Un rischio ipotetico?

«Non direi proprio ipotetico. Nel DDL n. 2081 sulle “unioni civili”, il riferimento all’art. 2 della Costituzione vale solo per spiegare in premessa la normativa che si intende adottare. Se però si leggono gli articoli, si deduce dall’art. 3: l’obbligo reciproco di fedeltà (impensabile in una formazione sociale); l’accordo circa “l’indirizzo della vita familiare”, il rinvio a numerose disposizioni del codice civile in materia di matrimonio e famiglia (comma 3).

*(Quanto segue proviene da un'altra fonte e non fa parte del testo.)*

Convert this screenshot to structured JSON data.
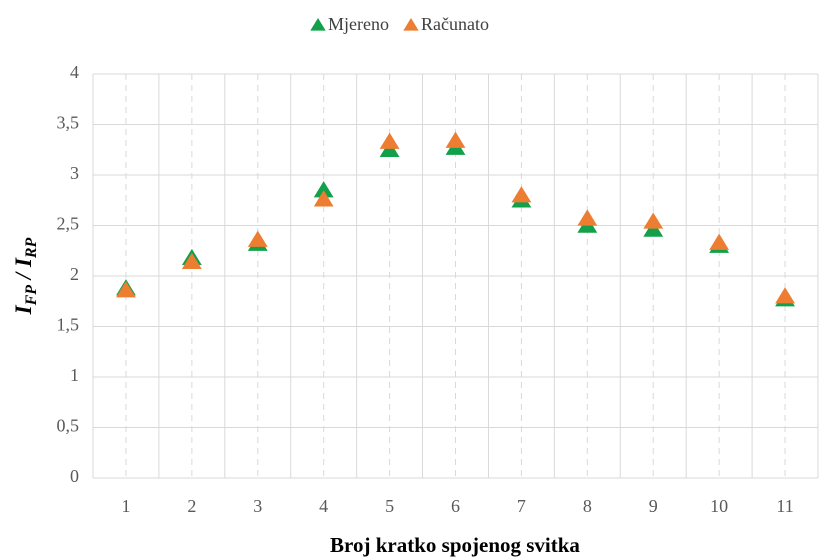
{
  "chart_data": {
    "type": "scatter",
    "xlabel": "Broj kratko spojenog svitka",
    "ylabel": [
      "I",
      "FP",
      " / I",
      "RP"
    ],
    "categories": [
      "1",
      "2",
      "3",
      "4",
      "5",
      "6",
      "7",
      "8",
      "9",
      "10",
      "11"
    ],
    "series": [
      {
        "name": "Mjereno",
        "color": "#12a04a",
        "values": [
          1.88,
          2.18,
          2.32,
          2.85,
          3.25,
          3.27,
          2.75,
          2.5,
          2.46,
          2.3,
          1.77
        ]
      },
      {
        "name": "Računato",
        "color": "#ed7d31",
        "values": [
          1.86,
          2.14,
          2.36,
          2.76,
          3.33,
          3.34,
          2.8,
          2.57,
          2.54,
          2.33,
          1.8
        ]
      }
    ],
    "ylim": [
      0,
      4
    ],
    "yticks": [
      0,
      {
        "value": 0.5,
        "label": "0,5"
      },
      1,
      {
        "value": 1.5,
        "label": "1,5"
      },
      2,
      {
        "value": 2.5,
        "label": "2,5"
      },
      3,
      {
        "value": 3.5,
        "label": "3,5"
      },
      4
    ],
    "grid": true,
    "legend": "top"
  }
}
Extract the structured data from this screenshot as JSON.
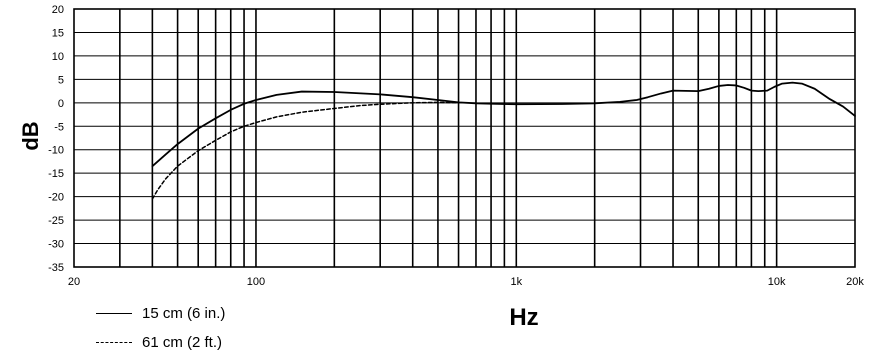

Al comma 4 poi si prevede che le disposizioni che si riferiscono al matrimonio e le disposizioni contenenti le parole “coniuge” e “coniugi” si applichino anche ad ognuna delle parti dell’unione civile tra persone dello stesso sesso. Dunque, il riferimento in premessa all’art. 2 della Costituzione parrebbe una “formula vuota”. Se questo è vero, i rilievi precedenti sull’affido e sul conseguente “rischio adozione” risulterebbero di fatto realmente fondati. Per non parlare della donna».

 

Cioè?

«Per comprendere bene la delicatezza dei problemi che si vanno ad affrontare, bisogna considerare anche la pratica illecita della maternità surrogata che la legge, prevedendo l’affido, verrebbe indirettamente a consentire. Il crescente fenomeno dell’utero in affitto o gestazione per altri (vera e propria “riduzione in schiavitù”, nuova e devastante forma di mercato) è la peggiore discriminazione nei confronti della donna e della sua dignità, la più evidente negazione di ogni “parità di genere”».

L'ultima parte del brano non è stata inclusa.